More businesses are requiring their employees who regularly work with customers or who possess certain types of sensitive information to sign some form of contract restricting the employee’s ability to engage in competitive activity once the employment terminates.
I have discussed these types of agreements in several previous posts.
- Employee Beware: Understand Your Rights Before Signing or Litigating a Non-Competition Agreement or Other Employment Contract (January 26, 2017)
- Many States and Now the Federal Government Are Questioning Use of Overreaching Non-Compete Agreements (May 13, 2016)
- Employee Non-Competition Agreements Part 3: You Mean They Can Stop Me from Working? (June 30, 2015)
- Employee Non-Competition Agreements Part 2: The Employer's Perspective (June 17, 2015)
- Employee Non-Competition Agreements Part 1: The Basics (May 21, 2015)
The most common restrictions fall into three categories. The first is the non-competition agreement (a/k/a “Non-Compete”), which prohibits the departing employee from engaging in any manner of competition either on his own or as an employee of another for a defined period of time. The second is a customer non-solicitation agreement, which precludes the departing employee from communicating with the employer’s customers for a competitive business purpose for a defined period of time. The third is an employee non-solicitation agreement, which prohibits the departing employee from enticing his former co-workers to leave their employment (generally, in an effort to recruit them to the new employer). Disputes that arise under these agreements tend to be complicated and oftentimes intense. It consequently should be no surprise that whenever a former team member departs and is perceived as trying to take customers or co-workers with him, feelings get set on edge.
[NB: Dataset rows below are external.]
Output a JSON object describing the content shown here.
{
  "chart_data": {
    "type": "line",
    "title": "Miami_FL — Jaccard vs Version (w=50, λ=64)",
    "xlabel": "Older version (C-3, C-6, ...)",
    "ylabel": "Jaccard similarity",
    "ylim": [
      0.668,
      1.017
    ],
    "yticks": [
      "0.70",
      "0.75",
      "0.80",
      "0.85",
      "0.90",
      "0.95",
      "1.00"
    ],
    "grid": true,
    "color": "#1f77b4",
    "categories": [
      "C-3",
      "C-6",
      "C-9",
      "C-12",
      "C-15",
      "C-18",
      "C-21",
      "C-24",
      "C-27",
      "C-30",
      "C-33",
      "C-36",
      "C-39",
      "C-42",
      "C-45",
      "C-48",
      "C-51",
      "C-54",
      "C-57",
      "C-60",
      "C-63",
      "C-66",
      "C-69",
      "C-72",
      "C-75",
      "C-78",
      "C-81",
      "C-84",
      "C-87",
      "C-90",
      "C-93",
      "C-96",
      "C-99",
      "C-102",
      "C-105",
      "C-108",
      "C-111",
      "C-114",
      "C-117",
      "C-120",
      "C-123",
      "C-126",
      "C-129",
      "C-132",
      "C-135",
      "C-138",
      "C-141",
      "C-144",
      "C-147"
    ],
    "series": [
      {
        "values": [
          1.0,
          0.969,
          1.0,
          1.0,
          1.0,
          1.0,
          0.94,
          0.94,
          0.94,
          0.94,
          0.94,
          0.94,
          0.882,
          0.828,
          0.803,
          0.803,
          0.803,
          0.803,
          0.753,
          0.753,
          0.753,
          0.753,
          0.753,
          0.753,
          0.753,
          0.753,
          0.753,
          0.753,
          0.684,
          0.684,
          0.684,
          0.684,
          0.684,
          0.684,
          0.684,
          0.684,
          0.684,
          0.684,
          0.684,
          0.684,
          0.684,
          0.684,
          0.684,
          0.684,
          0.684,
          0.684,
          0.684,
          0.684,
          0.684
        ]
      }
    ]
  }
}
The rise of social media has had the effect of compounding this tension between employers and their former employees who are subject to contractual restrictions on their ability to compete. Social media platforms such as Facebook and LinkedIn are an instant means of notifying any number of individuals with whom you are acquainted or may have worked of any number of life changes, including those that are work related. One issue employment lawyers now see on a fairly regular basis is whether a former employee’s “status” communications on social media are nothing more than innocuous life updates, or subtle efforts to circumvent contractual restrictions and “poach” customers or employees.
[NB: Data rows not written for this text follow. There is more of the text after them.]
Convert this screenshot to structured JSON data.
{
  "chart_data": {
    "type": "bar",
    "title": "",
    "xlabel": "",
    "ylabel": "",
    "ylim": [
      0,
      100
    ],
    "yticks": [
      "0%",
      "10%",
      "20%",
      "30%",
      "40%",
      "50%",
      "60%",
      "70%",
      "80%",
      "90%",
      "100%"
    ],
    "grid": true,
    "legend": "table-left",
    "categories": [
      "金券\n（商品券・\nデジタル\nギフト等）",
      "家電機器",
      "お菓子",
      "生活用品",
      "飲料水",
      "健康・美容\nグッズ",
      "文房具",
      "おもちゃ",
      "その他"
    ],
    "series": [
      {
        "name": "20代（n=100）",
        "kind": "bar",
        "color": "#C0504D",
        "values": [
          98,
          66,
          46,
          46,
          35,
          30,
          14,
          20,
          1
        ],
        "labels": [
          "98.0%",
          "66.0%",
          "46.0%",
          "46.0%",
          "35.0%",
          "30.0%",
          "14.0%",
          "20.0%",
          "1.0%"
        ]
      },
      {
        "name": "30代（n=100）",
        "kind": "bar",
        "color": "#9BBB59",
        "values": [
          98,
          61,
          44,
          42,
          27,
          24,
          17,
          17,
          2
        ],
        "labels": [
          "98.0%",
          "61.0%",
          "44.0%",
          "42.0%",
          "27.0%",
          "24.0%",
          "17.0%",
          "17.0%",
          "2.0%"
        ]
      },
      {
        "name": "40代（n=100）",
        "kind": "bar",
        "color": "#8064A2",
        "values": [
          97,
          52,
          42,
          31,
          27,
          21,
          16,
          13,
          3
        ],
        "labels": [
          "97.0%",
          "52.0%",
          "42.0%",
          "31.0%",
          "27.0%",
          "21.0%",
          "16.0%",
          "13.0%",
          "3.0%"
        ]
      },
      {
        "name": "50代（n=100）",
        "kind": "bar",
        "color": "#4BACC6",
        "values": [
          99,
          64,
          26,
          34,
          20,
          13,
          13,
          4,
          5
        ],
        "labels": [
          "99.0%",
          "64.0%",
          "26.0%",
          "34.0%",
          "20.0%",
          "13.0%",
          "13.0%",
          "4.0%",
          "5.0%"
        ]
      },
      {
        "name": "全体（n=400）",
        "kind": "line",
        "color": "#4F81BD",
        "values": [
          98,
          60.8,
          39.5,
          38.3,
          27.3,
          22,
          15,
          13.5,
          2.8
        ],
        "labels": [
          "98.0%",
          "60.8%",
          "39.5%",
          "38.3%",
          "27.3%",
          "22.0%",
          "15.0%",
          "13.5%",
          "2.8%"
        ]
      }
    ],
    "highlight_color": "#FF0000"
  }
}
One recent decision by an Illinois appellate court emphasizes how social media participation by former employees subject to post-employment contractual restrictions can lead to claims of their breach and costly litigation. In Bankers Life & Casualty, Co. v. American Senior Benefits, LLC, 2017 Ill. App. LEXIS 511 (August 17, 2017), a former sales manager with Bankers Life accepted a new position with one of its competitors. After starting in that new position, the employee sent an e-mail notification through his LinkedIn account to a number of his former co-workers at Bankers Life asking them to accept a professional connection. Bankers Life thereafter accused the former employee of attempting to recruit its current employees to open positions with the competitor, which, if true, constituted a violation of the employee non-solicitation provision the employee signed while with Bankers Life.
The Illinois appellate court found that the former employee was not engaged in solicitation simply by attempting to make professional connections via LinkedIn. The Court noted that when the content and substance of social media communication simply provides information about a change in employment, identifies the new employer, and provides a description of the employee’s new job duties, the use of social media should not be considered impermissible “solicitation.” The Court made certain to point out, however, a number of other Court holdings in which the former employee’s social media efforts crossed the line between providing updated information and inappropriate solicitation. The examples offered by the Court included sending e-mails through LinkedIn or Facebook to targeted individuals asking them to consider employment with the new employer, and criticizing the former employer in an effort to cause its employees or customers to terminate their current relationship with the former employer.
My regular advice to subsequent employers of people who are subject to contractual restrictions on their work activities is that your goal should not be to “win the fight,” but to avoid the fight in the first place. While “winning” is good, it often comes with a significant legal expense. The best means of avoiding the fight is through a series of simple preventative steps undertaken before ever hiring the individual under consideration. These include (1) asking the employee if he ever signed any form of non-competition or non-solicitation agreement; (2) obtaining a copy of that agreement; (3) having the agreement reviewed by legal counsel, and (4) imposing appropriate restrictions on the new employee’s activities in order to prevent claims of contract breach against the employee and contract interference by the new employer. Part of this process should also include a discussion, followed by a clear understanding with the new employee concerning appropriate and inappropriate activities on social media platforms such as LinkedIn or Facebook.
If you are an employee subject to such contractual restrictions and about to accept new employment, I urge preventative caution on your part as well. It is not your new employer’s job to take care of the problem. In some instances, failure on your part to communicate the fact of your contractual limitations to your new employer, or failing to abide by those restrictions in your new employment may cause you to lose your new job very quickly. Thus, when discussing potential new employment I encourage employees to abide by a similar checklist, which includes (1) informing the prospective employer of your contractual limitations; (2) providing a copy of the document imposing those restrictions (do not wait for a request); and (3) discussing what limitations need to be placed on your activities to prevent a claim of breach, including marketing efforts by you and your new employer on social media.